La Cour européenne des droits de l’homme, c’est quoi ?

  Des droits des transsexuels aux verdicts d'assises, la jurisprudence de la Cour européenne des droits de l'Homme (CEDH), plus haute instance judiciaire chargée de veiller au respect des droits fondamentaux de 800 millions de citoyens en Europe et qui siège à Strasbourg, a souvent contraint les Etats à modifier leurs lois.

Son outil : la Convention européenne des droits de l'Homme, une charte contraignante signée par les 47 pays membres du Conseil de l'Europe, de la Russie à la Grande-Bretagne, en passant par la Turquie et l'Azerbaïdjan.

Cette convention aborde des droits aussi fondamentaux que la liberté de la presse, les droits parentaux, le droit au respect de la vie privée ou le droit à la vie. Ce qui peut amener la CEDH à se pencher sur des questions éthiques comme les droits parentaux des homosexuels, l'euthanasie ou le suicide assisté.

La CEDH ne peut statuer qu'en dernier ressort, une fois qu'un citoyen a épuisé tous les recours juridiques dans son propre pays. Ses arrêts sont susceptibles d'être renvoyés devant la Grande chambre de la CEDH, dont les décisions, définitives, s'imposent alors au pays concerné.

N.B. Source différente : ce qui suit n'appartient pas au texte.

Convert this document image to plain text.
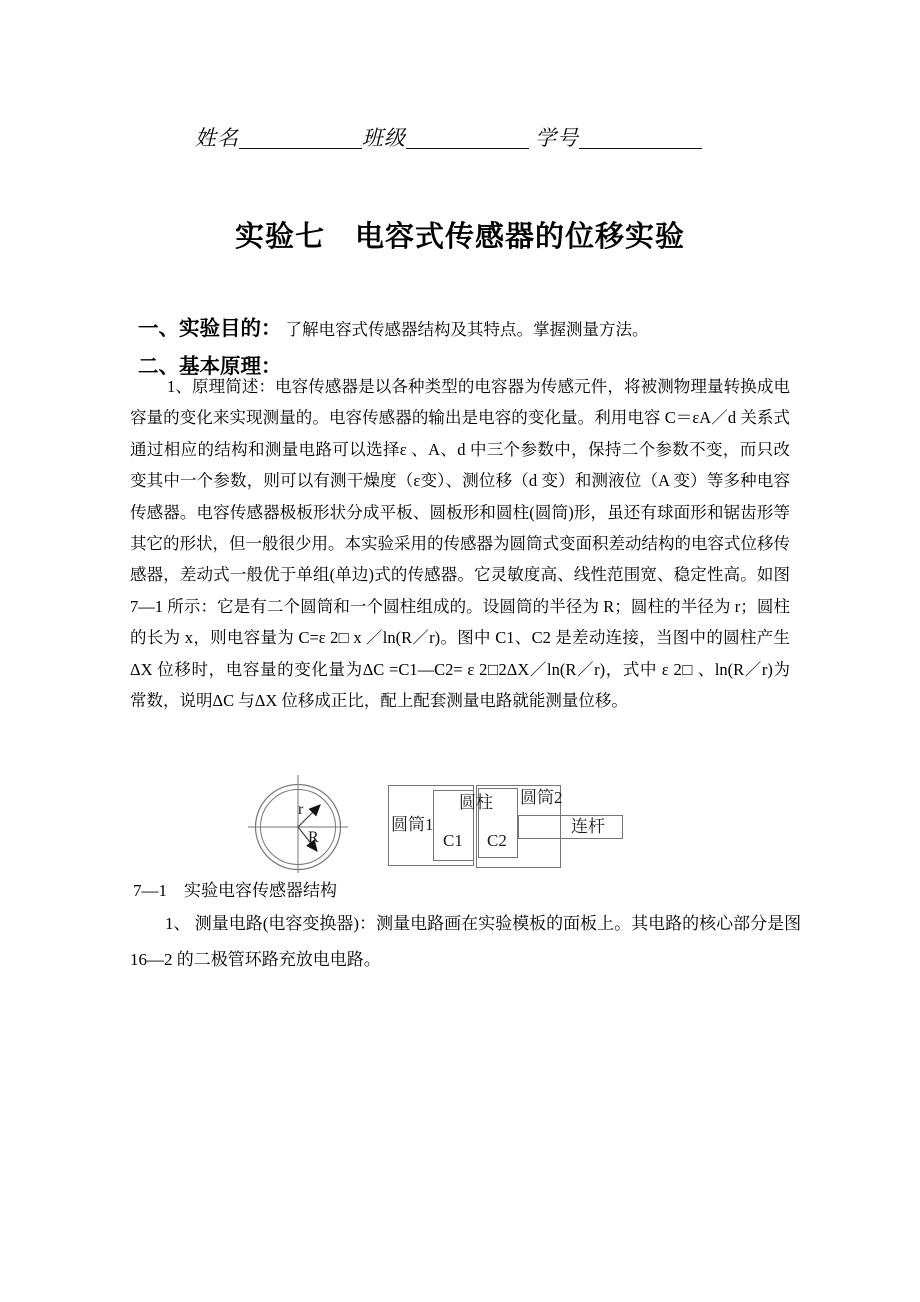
姓名	班级	学号
实验七　电容式传感器的位移实验
一、实验目的： 了解电容式传感器结构及其特点。掌握测量方法。
二、基本原理：
1、原理简述：电容传感器是以各种类型的电容器为传感元件，将被测物理量转换成电
容量的变化来实现测量的。电容传感器的输出是电容的变化量。利用电容 C＝εA／d 关系式
通过相应的结构和测量电路可以选择ε 、A、d 中三个参数中，保持二个参数不变，而只改
变其中一个参数，则可以有测干燥度（ε变）、测位移（d 变）和测液位（A 变）等多种电容
传感器。电容传感器极板形状分成平板、圆板形和圆柱(圆筒)形，虽还有球面形和锯齿形等
其它的形状，但一般很少用。本实验采用的传感器为圆筒式变面积差动结构的电容式位移传
感器，差动式一般优于单组(单边)式的传感器。它灵敏度高、线性范围宽、稳定性高。如图
7—1 所示：它是有二个圆筒和一个圆柱组成的。设圆筒的半径为 R；圆柱的半径为 r；圆柱
的长为 x，则电容量为 C=ε 2□ x ／ln(R／r)。图中 C1、C2 是差动连接，当图中的圆柱产生
ΔX 位移时，电容量的变化量为ΔC =C1—C2= ε 2□2ΔX／ln(R／r)，式中 ε 2□ 、ln(R／r)为
常数，说明ΔC 与ΔX 位移成正比，配上配套测量电路就能测量位移。
r
R
圆筒1
圆柱
C1 C2
圆筒2
连杆
7—1　实验电容传感器结构
1、 测量电路(电容变换器)：测量电路画在实验模板的面板上。其电路的核心部分是图
16—2 的二极管环路充放电电路。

Celui-ci est ainsi contraint d'adapter sa législation à la jurisprudence de la CEDH ou d'offrir un nouveau procès au requérant. "La grande majorité des requêtes introduites à la Cour sont déclarées irrecevables", prévient la CEDH qui précise que "les décisions d’irrecevabilité sont définitives et ne peuvent pas être contestées".

A partir de ce moment-là, la requête peut prendre plusieurs chemins différents : •Si l'affaire est clairement irrecevable "car elle ne remplit pas les conditions de recevabilité nécessaires pour saisir la Cour", elle sera examinée par un juge unique. "La décision d’irrecevabilité qu’il rend est définitive", explique la CEDH. •

Si l'affaire est considérée comme répétitive, "c’est-à-dire qu’elle soulève un point que la Cour a déjà jugé dans un certain nombre d’affaires concernant cet Etat", la requête sera examinée par un comité de 3 juges. •

Si l'affaire n’est pas considérée comme répétitive, elle sera examinée par une chambre de 7 juges. "Celle-ci peut toujours rendre une décision d’irrecevabilité qui sera définitive, mais si elle estime l’affaire recevable, elle se prononcera également sur les faits que vous dénoncez", assure la CEDH.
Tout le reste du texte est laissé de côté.